16世紀半ば、クリスチャン大名で知られる大村純忠が長崎に横瀬港を開いた後、兄の有馬定信は、現在の南島原の口之津を開港。
そして、1567年ポルトガル船がここに初入港し、南蛮貿易がはじまり、ザビエル来日後の宣教活動も本格的に始まったとされている。
その口之津という港。「くちのつ」という読み方にはなかなか慣れない。
遠藤周作の著作にも時折登場しており、どんなところなのかとずっと思いを寄せていた。
そして、明治時代には三井三池炭鉱の輸出中継地点としても繁栄し、人手不足から働き手として与論島から多くの移民が訪れたり、一方、石炭の輸出船にこっそり乗せられ、アジア諸国へ売られていった女性たち~からゆきさん~もここから出て行ったとの事実を今回初めて知る。普段接することのない日本史の片鱗に出会うこととなったのは、当地にある資料館。手作りのこの展示物はこの口之津の歴史を静かに語っており、その見ごたえに驚かされる。
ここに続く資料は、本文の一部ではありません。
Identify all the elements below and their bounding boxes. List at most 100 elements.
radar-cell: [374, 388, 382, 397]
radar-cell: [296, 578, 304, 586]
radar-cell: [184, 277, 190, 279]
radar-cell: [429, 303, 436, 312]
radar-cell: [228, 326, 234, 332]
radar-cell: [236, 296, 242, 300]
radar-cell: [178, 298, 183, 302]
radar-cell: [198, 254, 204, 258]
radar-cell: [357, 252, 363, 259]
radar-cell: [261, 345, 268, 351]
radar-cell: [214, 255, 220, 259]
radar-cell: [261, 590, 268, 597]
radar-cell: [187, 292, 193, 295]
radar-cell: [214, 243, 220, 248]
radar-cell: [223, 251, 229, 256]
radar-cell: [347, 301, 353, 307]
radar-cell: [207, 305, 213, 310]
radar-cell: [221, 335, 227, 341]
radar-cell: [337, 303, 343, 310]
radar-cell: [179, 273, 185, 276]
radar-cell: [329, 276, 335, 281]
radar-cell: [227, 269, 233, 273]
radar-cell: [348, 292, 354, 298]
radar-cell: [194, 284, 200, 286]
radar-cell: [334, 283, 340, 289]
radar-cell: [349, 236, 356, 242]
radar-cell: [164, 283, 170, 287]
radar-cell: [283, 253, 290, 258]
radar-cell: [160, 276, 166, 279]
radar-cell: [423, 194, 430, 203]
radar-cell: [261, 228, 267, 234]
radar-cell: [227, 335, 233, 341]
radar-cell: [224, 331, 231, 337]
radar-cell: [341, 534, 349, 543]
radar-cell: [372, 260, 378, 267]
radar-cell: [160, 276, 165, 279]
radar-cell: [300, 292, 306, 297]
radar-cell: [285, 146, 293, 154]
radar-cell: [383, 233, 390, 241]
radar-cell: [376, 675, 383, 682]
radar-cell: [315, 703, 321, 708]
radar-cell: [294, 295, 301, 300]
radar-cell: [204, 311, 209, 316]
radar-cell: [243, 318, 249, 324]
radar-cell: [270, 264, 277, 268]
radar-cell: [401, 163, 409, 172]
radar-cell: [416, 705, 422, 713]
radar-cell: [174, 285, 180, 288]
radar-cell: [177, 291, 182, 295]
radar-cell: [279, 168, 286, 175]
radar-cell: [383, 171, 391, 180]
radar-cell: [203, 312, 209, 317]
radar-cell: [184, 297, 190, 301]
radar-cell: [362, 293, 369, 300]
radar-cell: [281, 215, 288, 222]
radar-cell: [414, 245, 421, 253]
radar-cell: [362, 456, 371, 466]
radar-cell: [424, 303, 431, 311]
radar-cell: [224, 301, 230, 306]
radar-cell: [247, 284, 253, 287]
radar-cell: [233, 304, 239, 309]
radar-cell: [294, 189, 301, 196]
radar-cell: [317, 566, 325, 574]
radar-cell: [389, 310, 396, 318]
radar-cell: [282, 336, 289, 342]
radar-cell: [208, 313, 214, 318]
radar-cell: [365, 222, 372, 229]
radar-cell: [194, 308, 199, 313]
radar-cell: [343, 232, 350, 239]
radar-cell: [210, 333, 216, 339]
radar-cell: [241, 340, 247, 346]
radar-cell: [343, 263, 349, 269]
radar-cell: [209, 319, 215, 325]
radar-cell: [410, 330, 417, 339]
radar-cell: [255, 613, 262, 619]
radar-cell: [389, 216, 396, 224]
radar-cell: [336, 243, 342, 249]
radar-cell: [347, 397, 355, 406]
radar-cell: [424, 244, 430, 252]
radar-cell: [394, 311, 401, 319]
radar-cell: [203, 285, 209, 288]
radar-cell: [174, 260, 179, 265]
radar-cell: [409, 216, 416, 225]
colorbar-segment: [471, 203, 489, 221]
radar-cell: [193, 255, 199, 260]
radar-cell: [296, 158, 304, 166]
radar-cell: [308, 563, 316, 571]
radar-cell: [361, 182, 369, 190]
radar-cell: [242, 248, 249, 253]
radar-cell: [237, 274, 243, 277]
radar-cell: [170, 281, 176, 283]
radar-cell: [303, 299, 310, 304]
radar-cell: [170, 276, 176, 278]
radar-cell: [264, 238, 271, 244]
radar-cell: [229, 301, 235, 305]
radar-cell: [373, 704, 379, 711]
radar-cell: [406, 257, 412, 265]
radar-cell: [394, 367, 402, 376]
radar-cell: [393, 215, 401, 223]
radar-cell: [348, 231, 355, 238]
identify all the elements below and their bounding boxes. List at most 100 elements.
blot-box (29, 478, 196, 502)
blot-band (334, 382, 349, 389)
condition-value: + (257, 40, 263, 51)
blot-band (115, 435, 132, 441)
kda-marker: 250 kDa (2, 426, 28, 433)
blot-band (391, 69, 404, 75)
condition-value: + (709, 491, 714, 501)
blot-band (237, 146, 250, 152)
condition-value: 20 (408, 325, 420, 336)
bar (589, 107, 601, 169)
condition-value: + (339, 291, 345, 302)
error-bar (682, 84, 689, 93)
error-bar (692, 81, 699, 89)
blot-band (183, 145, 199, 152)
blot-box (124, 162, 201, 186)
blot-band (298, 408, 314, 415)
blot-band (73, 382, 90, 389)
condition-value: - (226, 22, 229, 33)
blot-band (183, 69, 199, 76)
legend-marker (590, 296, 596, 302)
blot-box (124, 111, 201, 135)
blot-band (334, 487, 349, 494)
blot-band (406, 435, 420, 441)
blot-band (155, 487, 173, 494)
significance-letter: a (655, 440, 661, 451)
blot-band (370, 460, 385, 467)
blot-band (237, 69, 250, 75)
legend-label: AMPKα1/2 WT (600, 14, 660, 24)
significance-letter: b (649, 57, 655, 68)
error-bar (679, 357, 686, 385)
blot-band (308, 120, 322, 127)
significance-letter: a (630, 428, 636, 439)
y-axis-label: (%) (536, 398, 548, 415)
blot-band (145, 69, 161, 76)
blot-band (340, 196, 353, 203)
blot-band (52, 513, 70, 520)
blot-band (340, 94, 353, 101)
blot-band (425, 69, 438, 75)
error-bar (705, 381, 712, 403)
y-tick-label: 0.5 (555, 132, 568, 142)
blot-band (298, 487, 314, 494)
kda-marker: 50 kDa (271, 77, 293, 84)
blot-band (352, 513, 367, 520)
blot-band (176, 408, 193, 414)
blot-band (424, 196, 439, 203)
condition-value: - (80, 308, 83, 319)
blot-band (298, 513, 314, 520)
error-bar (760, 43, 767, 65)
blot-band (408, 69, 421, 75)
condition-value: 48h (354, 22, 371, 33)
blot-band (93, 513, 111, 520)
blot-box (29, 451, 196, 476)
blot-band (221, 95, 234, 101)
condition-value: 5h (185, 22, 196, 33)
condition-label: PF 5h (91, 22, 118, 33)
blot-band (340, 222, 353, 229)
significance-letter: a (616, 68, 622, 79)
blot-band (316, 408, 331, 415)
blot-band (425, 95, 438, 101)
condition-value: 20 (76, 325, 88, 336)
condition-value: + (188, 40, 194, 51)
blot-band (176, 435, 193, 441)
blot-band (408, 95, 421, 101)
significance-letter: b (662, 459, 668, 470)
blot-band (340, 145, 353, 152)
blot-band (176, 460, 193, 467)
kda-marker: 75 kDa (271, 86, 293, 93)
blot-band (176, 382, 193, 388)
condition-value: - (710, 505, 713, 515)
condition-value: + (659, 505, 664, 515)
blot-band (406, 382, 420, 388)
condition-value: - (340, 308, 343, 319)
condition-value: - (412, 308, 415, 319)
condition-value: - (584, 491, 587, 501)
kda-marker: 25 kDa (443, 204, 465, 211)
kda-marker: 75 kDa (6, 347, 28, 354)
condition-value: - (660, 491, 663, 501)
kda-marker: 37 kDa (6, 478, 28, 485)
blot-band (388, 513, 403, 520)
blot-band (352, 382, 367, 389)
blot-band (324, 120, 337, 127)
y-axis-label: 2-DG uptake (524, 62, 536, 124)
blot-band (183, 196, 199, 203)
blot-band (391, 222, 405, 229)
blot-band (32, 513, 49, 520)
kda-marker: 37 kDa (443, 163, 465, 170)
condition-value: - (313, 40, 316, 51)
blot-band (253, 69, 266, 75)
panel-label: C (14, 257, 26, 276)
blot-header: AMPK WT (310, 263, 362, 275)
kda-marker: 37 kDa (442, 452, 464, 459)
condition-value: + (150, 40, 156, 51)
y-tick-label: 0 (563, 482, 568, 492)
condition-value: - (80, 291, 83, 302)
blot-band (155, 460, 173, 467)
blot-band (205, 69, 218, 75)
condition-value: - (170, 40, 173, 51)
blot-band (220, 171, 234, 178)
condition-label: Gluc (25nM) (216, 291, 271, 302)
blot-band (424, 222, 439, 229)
ここで日本を代表する繁栄の地となった時代が2回もあったのだ・・。今、この港町の静かさからは想像も難しい。
今は静かな港。きっともともと静かな場所だったのだろう。
深い海で風も少ないため、船の出入りがしやすく、ポルトガルからの大型の船も行き来しやすい良港。
日本の歴史を変えたポルトガルからの客、宣教師ルイスフロイスやバチカンに少年使節団を送ったヴァリニャーノたちも、この港に降り立ったという点が興味深い。
初めて降り立った日本。そしてフロイスは後年、長崎市で生涯を閉じることになるが、この口之津に来たとき、どんな思いだっただろう。と450年以上前のこの港の
様子を勝手に想像してみる。
わがふるさと岐阜にも足を運んだルイスの宣教の旅が、ここから始まったのだ。
思いを寄せている場所に、ときには無理して出かけることでロマンを感じ、新たな想像を膨らませる時間が自分にとっての宝物だ。